Sometimes adverts just totally miss the point.
Take this little doozy for example: a woefully misguided anti-drugs PSA in which a talking dog decides to harrass a teenage girl about her drug use.
So – what has she been doing? Snorting three lines of coke over breakfast every morning? Jacking up a speedball during SAT revision? Rubbing blotter paper soaked in acid against her cherubic face? No. She’s … well … been smoking the odd joint. Seriously. Smoking weed. That’s it.
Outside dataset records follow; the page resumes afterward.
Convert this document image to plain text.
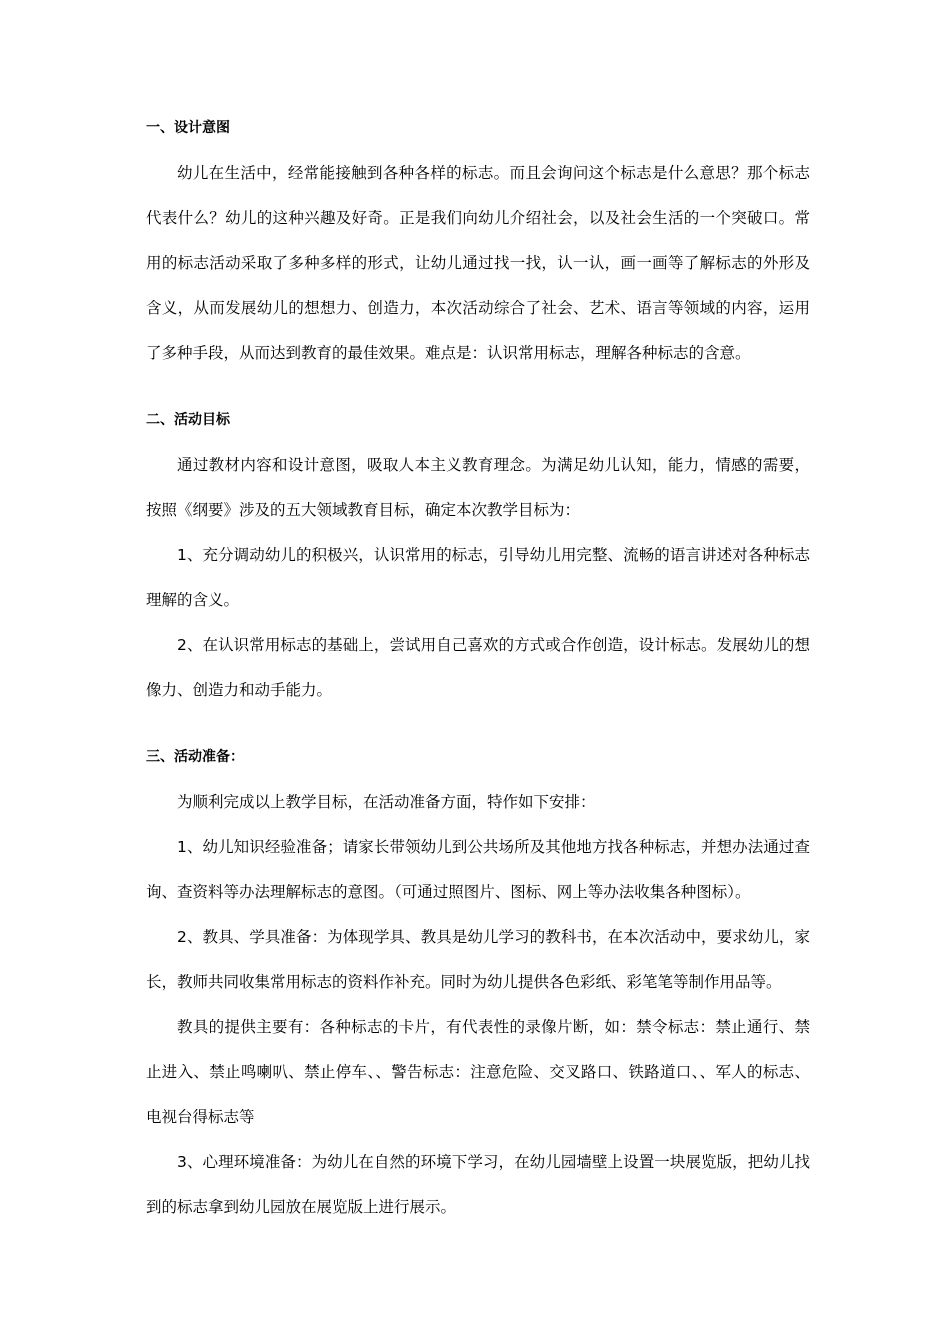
一、设计意图

幼儿在生活中，经常能接触到各种各样的标志。而且会询问这个标志是什么意思？那个标志代表什么？幼儿的这种兴趣及好奇。正是我们向幼儿介绍社会，以及社会生活的一个突破口。常用的标志活动采取了多种多样的形式，让幼儿通过找一找，认一认，画一画等了解标志的外形及含义，从而发展幼儿的想想力、创造力，本次活动综合了社会、艺术、语言等领域的内容，运用了多种手段，从而达到教育的最佳效果。难点是：认识常用标志，理解各种标志的含意。

二、活动目标

通过教材内容和设计意图，吸取人本主义教育理念。为满足幼儿认知，能力，情感的需要，按照《纲要》涉及的五大领域教育目标，确定本次教学目标为：

1、充分调动幼儿的积极兴，认识常用的标志，引导幼儿用完整、流畅的语言讲述对各种标志理解的含义。

2、在认识常用标志的基础上，尝试用自己喜欢的方式或合作创造，设计标志。发展幼儿的想像力、创造力和动手能力。

三、活动准备：

为顺利完成以上教学目标，在活动准备方面，特作如下安排：

1、幼儿知识经验准备；请家长带领幼儿到公共场所及其他地方找各种标志，并想办法通过查询、查资料等办法理解标志的意图。（可通过照图片、图标、网上等办法收集各种图标）。

2、教具、学具准备：为体现学具、教具是幼儿学习的教科书，在本次活动中，要求幼儿，家长，教师共同收集常用标志的资料作补充。同时为幼儿提供各色彩纸、彩笔笔等制作用品等。

教具的提供主要有：各种标志的卡片，有代表性的录像片断，如：禁令标志：禁止通行、禁止进入、禁止鸣喇叭、禁止停车、、警告标志：注意危险、交叉路口、铁路道口、、军人的标志、电视台得标志等

3、心理环境准备：为幼儿在自然的环境下学习，在幼儿园墙壁上设置一块展览版，把幼儿找到的标志拿到幼儿园放在展览版上进行展示。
All of which is very ironic, because if the events in this commercial happened to us, we’d either:
a) Scream ‘Jesus Christ, a talking dog’, and immediately run to the nearest heroin dealer in order to get so dosed up we forgot this nightmare/
b) Give him a slap and shout ‘shut the fuck up, you furry little bastard! Might I remind you whose house this is? I’ll lie on the sofa all day smoking bongs if I want to, thank you very much, you condescending shitwad. Any more of this nonsense and you might find your next bowl of Winalot laced with arsenic. Clear?’
Anyway. See what you think.
toolahroolahroolah says
Weed so fine that your dog starts conversing with you?
I will take as much of that greenbud as anyone is willing to sell me.
Spike Lee says
The Office of National Drug Control Policy made a clip about drugs that ran for more than 30 seconds total, and there was not one negro actor on the screen.